Pendekatan berbasis tanaman ini mendukung praktik berkelanjutan dalam pengelolaan sumber daya.
Kolaborasi internasional antara ilmuwan dari China dan AS menunjukkan pentingnya penelitian lintas negara dalam inovasi ilmiah.
Para ilmuwan dari China dan Amerika Serikat telah menemukan mineral tanah jarang yang terbentuk secara alami dalam sebuah tanaman pakis. Ini adalah yang pertama kali terjadi di dunia dan menandai kemajuan penting dalam teknologi ekstraksi mineral.
Mineral yang ditemukan adalah monasit dalam ukuran nanoscale, yang berisi unsur tanah jarang sangat dibutuhkan untuk berbagai perangkat teknologi modern seperti smartphone dan kendaraan listrik.
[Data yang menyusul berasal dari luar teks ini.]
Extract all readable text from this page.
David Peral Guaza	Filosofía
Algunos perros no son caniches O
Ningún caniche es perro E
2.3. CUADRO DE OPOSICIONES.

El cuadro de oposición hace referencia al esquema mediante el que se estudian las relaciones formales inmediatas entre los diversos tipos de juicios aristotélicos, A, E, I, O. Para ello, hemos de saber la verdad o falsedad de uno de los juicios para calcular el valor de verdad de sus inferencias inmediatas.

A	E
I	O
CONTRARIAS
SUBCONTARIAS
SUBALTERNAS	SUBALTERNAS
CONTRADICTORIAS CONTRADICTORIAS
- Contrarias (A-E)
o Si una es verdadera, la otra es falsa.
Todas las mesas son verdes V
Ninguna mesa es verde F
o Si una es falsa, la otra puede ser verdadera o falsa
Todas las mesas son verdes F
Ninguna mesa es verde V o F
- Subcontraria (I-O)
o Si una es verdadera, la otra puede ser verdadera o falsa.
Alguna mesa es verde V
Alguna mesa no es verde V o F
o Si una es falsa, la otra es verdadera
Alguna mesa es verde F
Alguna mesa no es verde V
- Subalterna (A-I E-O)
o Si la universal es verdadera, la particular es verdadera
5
Penemuan ini membuka kemungkinan baru untuk metode ekstraksi tanah jarang yang disebut phytomining, yakni menggunakan tanaman hyperaccumulator yang dapat menyerap mineral dari tanah tercemar tanpa merusak lingkungan.
Metode ini tidak hanya memungkinkan ekstraksi mineral yang berharga, tapi juga membantu memulihkan tanah yang sebelumnya tercemar akibat limbah tambang tanah jarang, sehingga mengembalikan ekologi kawasan tersebut.
Penelitian ini dipublikasikan di jurnal terkemuka Environmental Science & Technology dan merupakan hasil kolaborasi antara Guangzhou Institute of Geochemistry dan Virginia Tech, yang diharapkan menjadi model ekonomi sirkular hijau di masa depan.
Analisis Ahli
Dr. Li Wei (Ahli geokimia Guangzhou Institute of Geochemistry)
Penelitian ini menandai terobosan besar dalam pemanfaatan tanaman sebagai alat ekstraksi mineral dengan cara yang sangat ramah lingkungan.Prof. Michael Johnson (Geosciences Virginia Tech)
Inovasi ini memperlihatkan potensi besar phytomining sebagai solusi masa depan untuk tantangan pemulihan sumber daya dan lingkungan yang berkelanjutan.